2 pkgs Robin Hood® Cinnamon Swirl Quick Bread Mix
1 cup 250 mL chopped almonds
1 cup 250 mL unflavoured yogurt or sour cream
½ cup 125 mL water
1/3 cup 75 mL Crisco® Vegetable or Canola Oil
4 eggs
3 cups 750 mL pitted cherries, coarsely chopped
1 cup 250 mL white chocolate chips

Directions

  1. Preheat oven to 350°F (180°C). Grease a 10” (25 cm) tube pan.
  2. Combine both small packets of cinnamon swirl mix from the Quick Bread packages in small bowl. Mix in chopped almonds. Set aside.
  3. Toss ¼ cup (50 mL) Quick Bread Mix with cherries.
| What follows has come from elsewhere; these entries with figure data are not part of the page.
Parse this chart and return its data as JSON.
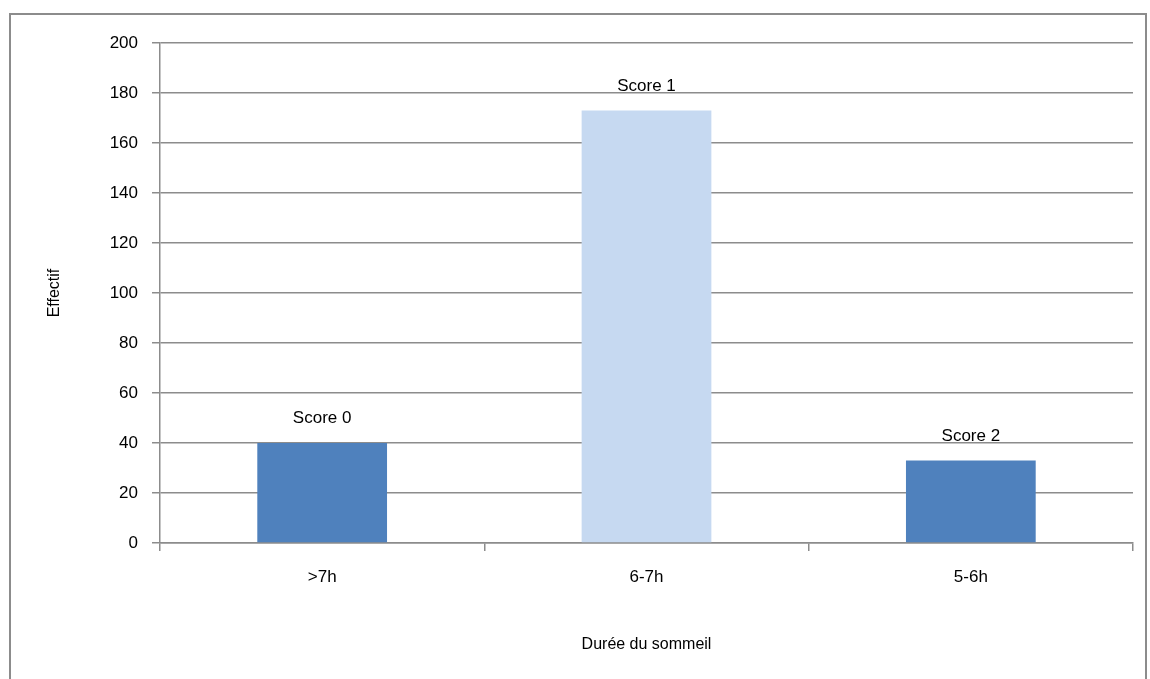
{
  "chart_data": {
    "type": "bar",
    "xlabel": "Durée du sommeil",
    "ylabel": "Effectif",
    "categories": [
      ">7h",
      "6-7h",
      "5-6h"
    ],
    "values": [
      40,
      173,
      33
    ],
    "colors": [
      "#4f81bd",
      "#c6d9f1",
      "#4f81bd"
    ],
    "ylim": [
      0,
      200
    ],
    "yticks": [
      0,
      20,
      40,
      60,
      80,
      100,
      120,
      140,
      160,
      180,
      200
    ],
    "grid": "y",
    "annotations": [
      {
        "text": "Score 0",
        "x": ">7h",
        "y": 40
      },
      {
        "text": "Score 1",
        "x": "6-7h",
        "y": 173
      },
      {
        "text": "Score 2",
        "x": "5-6h",
        "y": 33
      }
    ]
  }
}
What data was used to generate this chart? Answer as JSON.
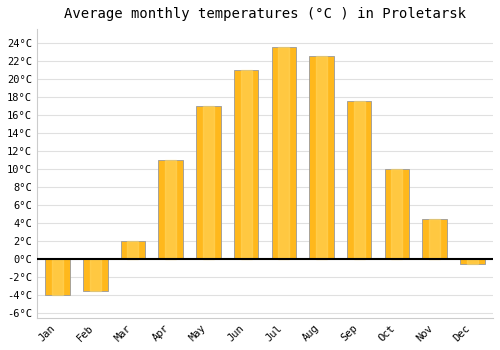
{
  "months": [
    "Jan",
    "Feb",
    "Mar",
    "Apr",
    "May",
    "Jun",
    "Jul",
    "Aug",
    "Sep",
    "Oct",
    "Nov",
    "Dec"
  ],
  "temperatures": [
    -4,
    -3.5,
    2,
    11,
    17,
    21,
    23.5,
    22.5,
    17.5,
    10,
    4.5,
    -0.5
  ],
  "bar_color": "#FFB81C",
  "bar_edge_color": "#999999",
  "title": "Average monthly temperatures (°C ) in Proletarsk",
  "title_fontsize": 10,
  "ylabel_ticks": [
    "-6°C",
    "-4°C",
    "-2°C",
    "0°C",
    "2°C",
    "4°C",
    "6°C",
    "8°C",
    "10°C",
    "12°C",
    "14°C",
    "16°C",
    "18°C",
    "20°C",
    "22°C",
    "24°C"
  ],
  "ytick_values": [
    -6,
    -4,
    -2,
    0,
    2,
    4,
    6,
    8,
    10,
    12,
    14,
    16,
    18,
    20,
    22,
    24
  ],
  "ylim": [
    -6.5,
    25.5
  ],
  "background_color": "#ffffff",
  "grid_color": "#e0e0e0",
  "tick_fontsize": 7.5,
  "font_family": "monospace",
  "bar_width": 0.65
}
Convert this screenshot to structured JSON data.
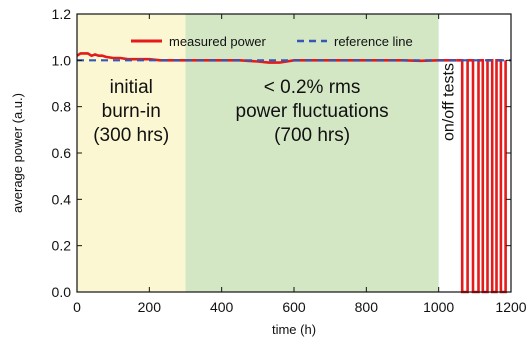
{
  "chart_data": {
    "type": "line",
    "xlabel": "time (h)",
    "ylabel": "average power (a.u.)",
    "xlim": [
      0,
      1200
    ],
    "ylim": [
      0,
      1.2
    ],
    "xticks": [
      "0",
      "200",
      "400",
      "600",
      "800",
      "1000",
      "1200"
    ],
    "yticks": [
      "0.0",
      "0.2",
      "0.4",
      "0.6",
      "0.8",
      "1.0",
      "1.2"
    ],
    "legend": {
      "position": "top-center",
      "entries": [
        "measured power",
        "reference line"
      ]
    },
    "regions": [
      {
        "x_start": 0,
        "x_end": 300,
        "color": "#fbf7d2",
        "label_lines": [
          "initial",
          "burn-in",
          "(300 hrs)"
        ]
      },
      {
        "x_start": 300,
        "x_end": 1000,
        "color": "#d3e7c5",
        "label_lines": [
          "< 0.2% rms",
          "power fluctuations",
          "(700 hrs)"
        ]
      }
    ],
    "annotation": {
      "text": "on/off tests",
      "x": 1025,
      "y": 0.82,
      "rotation": -90
    },
    "series": [
      {
        "name": "measured power",
        "color": "#e31b1b",
        "style": "solid",
        "x": [
          0,
          10,
          20,
          30,
          40,
          50,
          60,
          70,
          80,
          100,
          120,
          140,
          160,
          180,
          200,
          230,
          260,
          300,
          350,
          400,
          450,
          500,
          530,
          560,
          580,
          600,
          650,
          700,
          750,
          800,
          850,
          900,
          950,
          1000,
          1020,
          1050
        ],
        "y": [
          1.02,
          1.03,
          1.03,
          1.03,
          1.02,
          1.025,
          1.02,
          1.02,
          1.015,
          1.01,
          1.01,
          1.005,
          1.005,
          1.005,
          1.005,
          1.0,
          1.0,
          1.0,
          1.0,
          1.0,
          1.0,
          0.995,
          0.99,
          0.99,
          0.995,
          1.0,
          1.0,
          1.0,
          1.0,
          1.0,
          1.0,
          1.0,
          0.998,
          1.0,
          1.0,
          1.0
        ]
      },
      {
        "name": "on/off tests",
        "color": "#e31b1b",
        "style": "solid",
        "x": [
          1050,
          1065,
          1065,
          1080,
          1080,
          1095,
          1095,
          1110,
          1110,
          1122,
          1122,
          1135,
          1135,
          1148,
          1148,
          1160,
          1160,
          1172,
          1172,
          1185,
          1185
        ],
        "y": [
          1.0,
          1.0,
          0.0,
          0.0,
          1.0,
          1.0,
          0.0,
          0.0,
          1.0,
          1.0,
          0.0,
          0.0,
          1.0,
          1.0,
          0.0,
          0.0,
          1.0,
          1.0,
          0.0,
          0.0,
          1.0
        ]
      },
      {
        "name": "reference line",
        "color": "#3557b7",
        "style": "dashed",
        "x": [
          0,
          1200
        ],
        "y": [
          1.0,
          1.0
        ]
      }
    ]
  }
}
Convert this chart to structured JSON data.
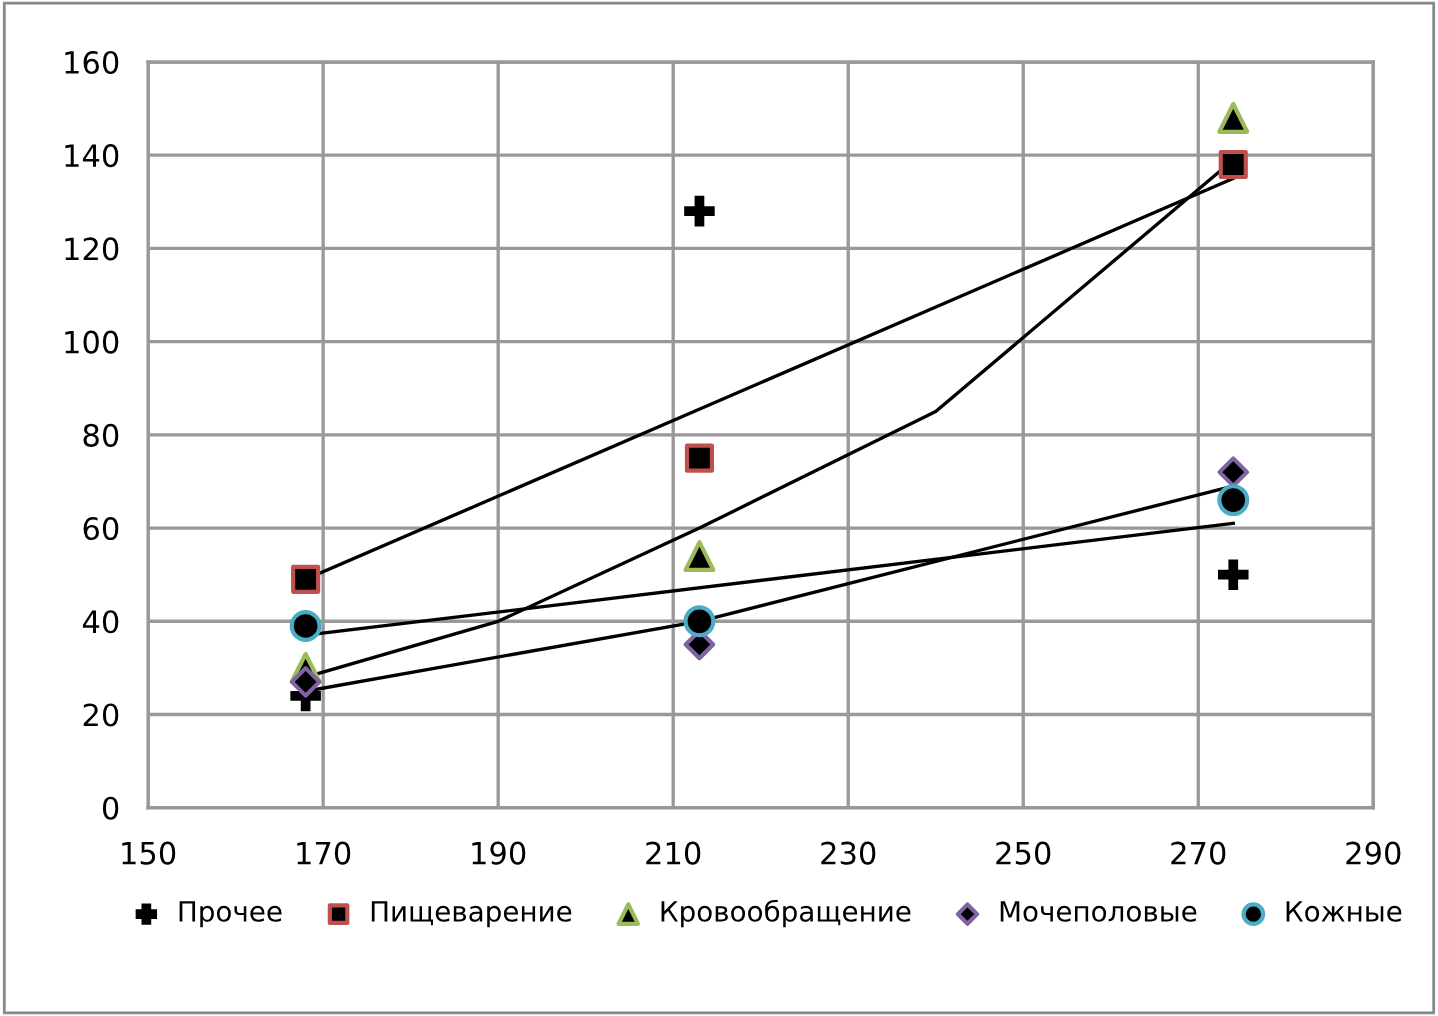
{
  "chart_data": {
    "type": "scatter",
    "xlim": [
      150,
      290
    ],
    "xticks": [
      150,
      170,
      190,
      210,
      230,
      250,
      270,
      290
    ],
    "ylim": [
      0,
      160
    ],
    "yticks": [
      0,
      20,
      40,
      60,
      80,
      100,
      120,
      140,
      160
    ],
    "grid": true,
    "legend": "bottom",
    "series": [
      {
        "name": "Прочее",
        "color": "#000000",
        "marker": "cross",
        "x": [
          168,
          213,
          274
        ],
        "values": [
          24,
          128,
          50
        ]
      },
      {
        "name": "Пищеварение",
        "color": "#c0504d",
        "marker": "square",
        "x": [
          168,
          213,
          274
        ],
        "values": [
          49,
          75,
          138
        ]
      },
      {
        "name": "Кровообращение",
        "color": "#9bbb59",
        "marker": "triangle",
        "x": [
          168,
          213,
          274
        ],
        "values": [
          30,
          54,
          148
        ]
      },
      {
        "name": "Мочеполовые",
        "color": "#8064a2",
        "marker": "diamond",
        "x": [
          168,
          213,
          274
        ],
        "values": [
          27,
          35,
          72
        ]
      },
      {
        "name": "Кожные",
        "color": "#4bacc6",
        "marker": "circle",
        "x": [
          168,
          213,
          274
        ],
        "values": [
          39,
          40,
          66
        ]
      },
      {
        "type": "line",
        "color": "#000000",
        "marker": "none",
        "x": [
          168,
          274
        ],
        "values": [
          49,
          135
        ]
      },
      {
        "type": "line",
        "color": "#000000",
        "marker": "none",
        "x": [
          168,
          190,
          213,
          240,
          274
        ],
        "values": [
          28,
          40,
          60,
          85,
          139
        ]
      },
      {
        "type": "line",
        "color": "#000000",
        "marker": "none",
        "x": [
          168,
          274
        ],
        "values": [
          37,
          61
        ]
      },
      {
        "type": "line",
        "color": "#000000",
        "marker": "none",
        "x": [
          168,
          213,
          274
        ],
        "values": [
          25,
          40,
          69
        ]
      }
    ]
  }
}
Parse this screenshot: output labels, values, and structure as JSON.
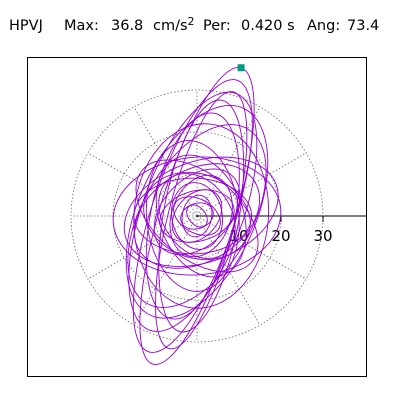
{
  "header": {
    "station": "HPVJ",
    "max_label": "Max:",
    "max_value": "36.8",
    "max_unit": "cm/s",
    "max_unit_exp": "2",
    "per_label": "Per:",
    "per_value": "0.420 s",
    "ang_label": "Ang:",
    "ang_value": "73.4"
  },
  "chart_data": {
    "type": "scatter",
    "subtype": "polar particle-motion hodogram",
    "title": "",
    "radial_ticks": [
      "10",
      "20",
      "30"
    ],
    "radial_tick_values": [
      10,
      20,
      30
    ],
    "grid_radii": [
      10,
      20,
      30
    ],
    "grid_style": "dotted",
    "axis": {
      "x_range": [
        -36.8,
        36.8
      ],
      "y_range": [
        -36.8,
        36.8
      ]
    },
    "series": [
      {
        "line_color": "#9400d3",
        "peak_marker": {
          "x": 10.5,
          "y": 35.3,
          "magnitude": 36.8,
          "color": "#009980",
          "shape": "square"
        },
        "loops": [
          {
            "major": 36.8,
            "minor": 9.0,
            "angle_deg": 73.4,
            "cx": 0,
            "cy": 0
          },
          {
            "major": 34.0,
            "minor": 10.0,
            "angle_deg": 72,
            "cx": -1,
            "cy": 0
          },
          {
            "major": 31.5,
            "minor": 8.0,
            "angle_deg": 76,
            "cx": 1,
            "cy": -1
          },
          {
            "major": 30.0,
            "minor": 12.0,
            "angle_deg": 70,
            "cx": -1,
            "cy": 1
          },
          {
            "major": 28.0,
            "minor": 9.0,
            "angle_deg": 80,
            "cx": 1,
            "cy": 0
          },
          {
            "major": 27.0,
            "minor": 14.0,
            "angle_deg": 66,
            "cx": 0,
            "cy": 1
          },
          {
            "major": 25.0,
            "minor": 10.0,
            "angle_deg": 78,
            "cx": -1,
            "cy": 0
          },
          {
            "major": 24.0,
            "minor": 13.0,
            "angle_deg": 60,
            "cx": 0,
            "cy": 0
          },
          {
            "major": 22.0,
            "minor": 16.0,
            "angle_deg": 85,
            "cx": 1,
            "cy": 0
          },
          {
            "major": 20.0,
            "minor": 14.0,
            "angle_deg": 5,
            "cx": 0,
            "cy": 0
          },
          {
            "major": 19.0,
            "minor": 12.0,
            "angle_deg": 20,
            "cx": 1,
            "cy": 1
          },
          {
            "major": 18.0,
            "minor": 11.0,
            "angle_deg": 95,
            "cx": -1,
            "cy": 0
          },
          {
            "major": 17.0,
            "minor": 10.0,
            "angle_deg": 140,
            "cx": 0,
            "cy": 0
          },
          {
            "major": 16.0,
            "minor": 11.0,
            "angle_deg": 30,
            "cx": 0,
            "cy": 0
          },
          {
            "major": 15.0,
            "minor": 10.0,
            "angle_deg": 110,
            "cx": 1,
            "cy": 0
          },
          {
            "major": 14.0,
            "minor": 9.0,
            "angle_deg": 0,
            "cx": -1,
            "cy": 0
          },
          {
            "major": 13.0,
            "minor": 10.0,
            "angle_deg": 160,
            "cx": 0,
            "cy": 0
          },
          {
            "major": 12.0,
            "minor": 8.0,
            "angle_deg": 45,
            "cx": 0,
            "cy": 1
          },
          {
            "major": 11.0,
            "minor": 8.0,
            "angle_deg": 125,
            "cx": 0,
            "cy": 0
          },
          {
            "major": 10.0,
            "minor": 7.0,
            "angle_deg": 70,
            "cx": 1,
            "cy": 0
          },
          {
            "major": 9.0,
            "minor": 6.0,
            "angle_deg": 15,
            "cx": 0,
            "cy": 0
          },
          {
            "major": 8.0,
            "minor": 6.0,
            "angle_deg": 100,
            "cx": 0,
            "cy": 0
          },
          {
            "major": 7.0,
            "minor": 5.0,
            "angle_deg": 50,
            "cx": 0,
            "cy": 0
          },
          {
            "major": 6.0,
            "minor": 4.0,
            "angle_deg": 150,
            "cx": 0,
            "cy": 0
          },
          {
            "major": 5.0,
            "minor": 3.5,
            "angle_deg": 80,
            "cx": 0,
            "cy": 0
          },
          {
            "major": 4.0,
            "minor": 3.0,
            "angle_deg": 20,
            "cx": 0,
            "cy": 0
          },
          {
            "major": 3.0,
            "minor": 2.0,
            "angle_deg": 130,
            "cx": 0,
            "cy": 0
          }
        ]
      }
    ]
  }
}
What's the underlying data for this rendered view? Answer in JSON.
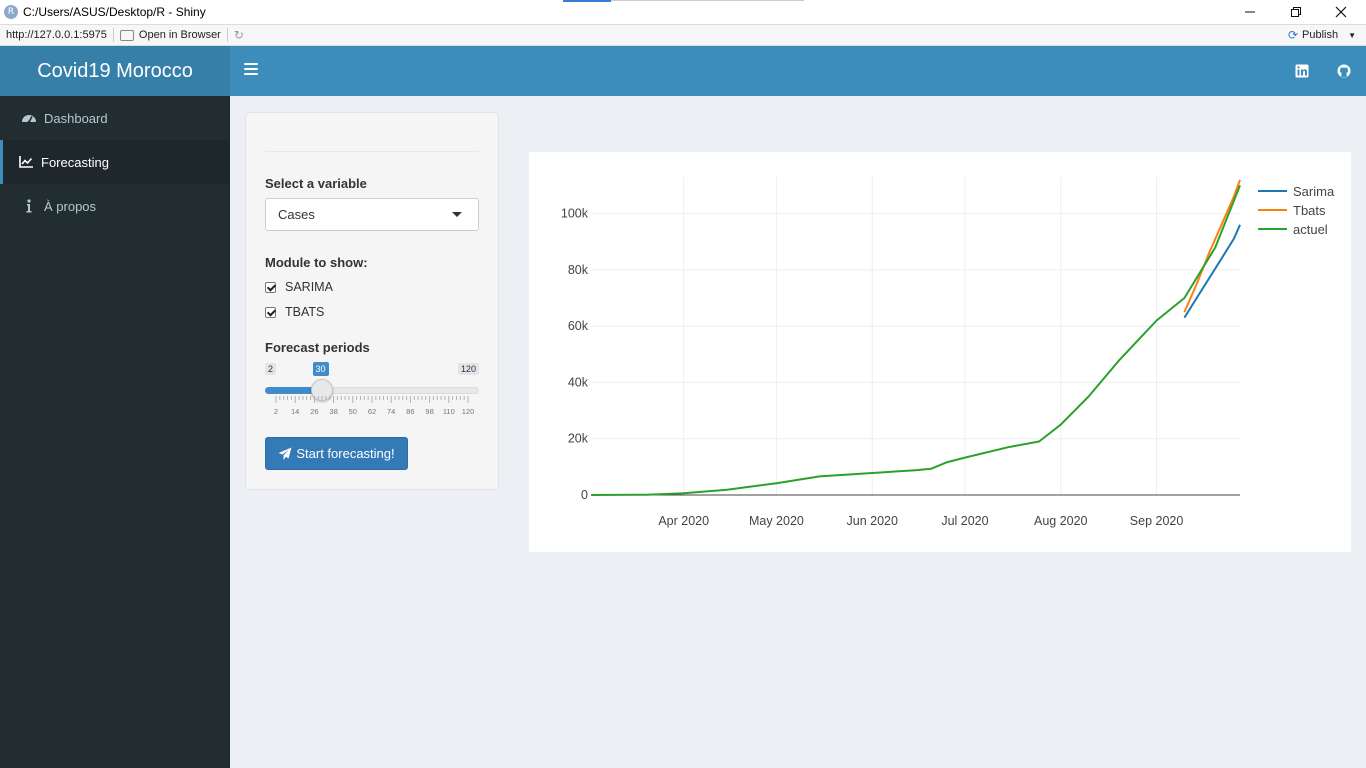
{
  "window": {
    "title": "C:/Users/ASUS/Desktop/R - Shiny",
    "app_icon_letter": "R"
  },
  "viewer_toolbar": {
    "url": "http://127.0.0.1:5975",
    "open_in_browser": "Open in Browser",
    "publish": "Publish"
  },
  "header": {
    "brand": "Covid19 Morocco",
    "icons": [
      "linkedin-icon",
      "github-icon"
    ]
  },
  "sidebar": {
    "items": [
      {
        "label": "Dashboard",
        "icon": "tachometer-icon",
        "active": false
      },
      {
        "label": "Forecasting",
        "icon": "line-chart-icon",
        "active": true
      },
      {
        "label": "À propos",
        "icon": "info-icon",
        "active": false
      }
    ]
  },
  "controls": {
    "variable_label": "Select a variable",
    "variable_value": "Cases",
    "module_label": "Module to show:",
    "modules": [
      {
        "label": "SARIMA",
        "checked": true
      },
      {
        "label": "TBATS",
        "checked": true
      }
    ],
    "periods_label": "Forecast periods",
    "periods": {
      "min": "2",
      "max": "120",
      "value": "30",
      "value_fraction": 0.237
    },
    "slider_ticks": [
      "2",
      "14",
      "26",
      "38",
      "50",
      "62",
      "74",
      "86",
      "98",
      "110",
      "120"
    ],
    "start_button": "Start forecasting!"
  },
  "chart_data": {
    "type": "line",
    "title": "",
    "xlabel": "",
    "ylabel": "",
    "x_ticks": [
      "Apr 2020",
      "May 2020",
      "Jun 2020",
      "Jul 2020",
      "Aug 2020",
      "Sep 2020"
    ],
    "y_ticks": [
      "0",
      "20k",
      "40k",
      "60k",
      "80k",
      "100k"
    ],
    "ylim": [
      0,
      113000
    ],
    "xlim": [
      "2020-03-02",
      "2020-09-28"
    ],
    "legend_position": "top-right",
    "grid": true,
    "series": [
      {
        "name": "Sarima",
        "color": "#1f77b4",
        "x": [
          "2020-09-10",
          "2020-09-14",
          "2020-09-18",
          "2020-09-22",
          "2020-09-26",
          "2020-09-28"
        ],
        "y": [
          63000,
          70000,
          77000,
          84000,
          91000,
          96000
        ]
      },
      {
        "name": "Tbats",
        "color": "#ff7f0e",
        "x": [
          "2020-09-10",
          "2020-09-14",
          "2020-09-18",
          "2020-09-22",
          "2020-09-26",
          "2020-09-28"
        ],
        "y": [
          65000,
          75000,
          86000,
          96000,
          106000,
          112000
        ]
      },
      {
        "name": "actuel",
        "color": "#2ca02c",
        "x": [
          "2020-03-02",
          "2020-03-20",
          "2020-04-01",
          "2020-04-15",
          "2020-05-01",
          "2020-05-15",
          "2020-06-01",
          "2020-06-15",
          "2020-06-20",
          "2020-06-25",
          "2020-07-01",
          "2020-07-15",
          "2020-07-25",
          "2020-08-01",
          "2020-08-10",
          "2020-08-20",
          "2020-09-01",
          "2020-09-10",
          "2020-09-20",
          "2020-09-28"
        ],
        "y": [
          0,
          100,
          600,
          1900,
          4200,
          6600,
          7800,
          8800,
          9300,
          11600,
          13300,
          17000,
          19000,
          25000,
          35000,
          48000,
          62000,
          70000,
          88000,
          110000
        ]
      }
    ]
  }
}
  4. Place both packages of Quick Bread Mix, yogurt, water, oil and eggs in a large mixing bowl. Using a hand held whisk or wooden spoon, beat until batter is combined. Stir in cherries.
  5. Spread about 3 cups (750 mL) batter into prepared pan. Sprinkle with white chocolate chips. Set aside ½ cup (125 mL) cinnamon swirl mixture and sprinkle with remaining swirl mixture. Top with remaining batter and sprinkle with remaining swirl mixture.
  6. Bake in preheated oven 70 to 75 minute or until toothpick inserted in center of cake comes out clean. Cool in pan on wire cooling rack for at least 30 minutes.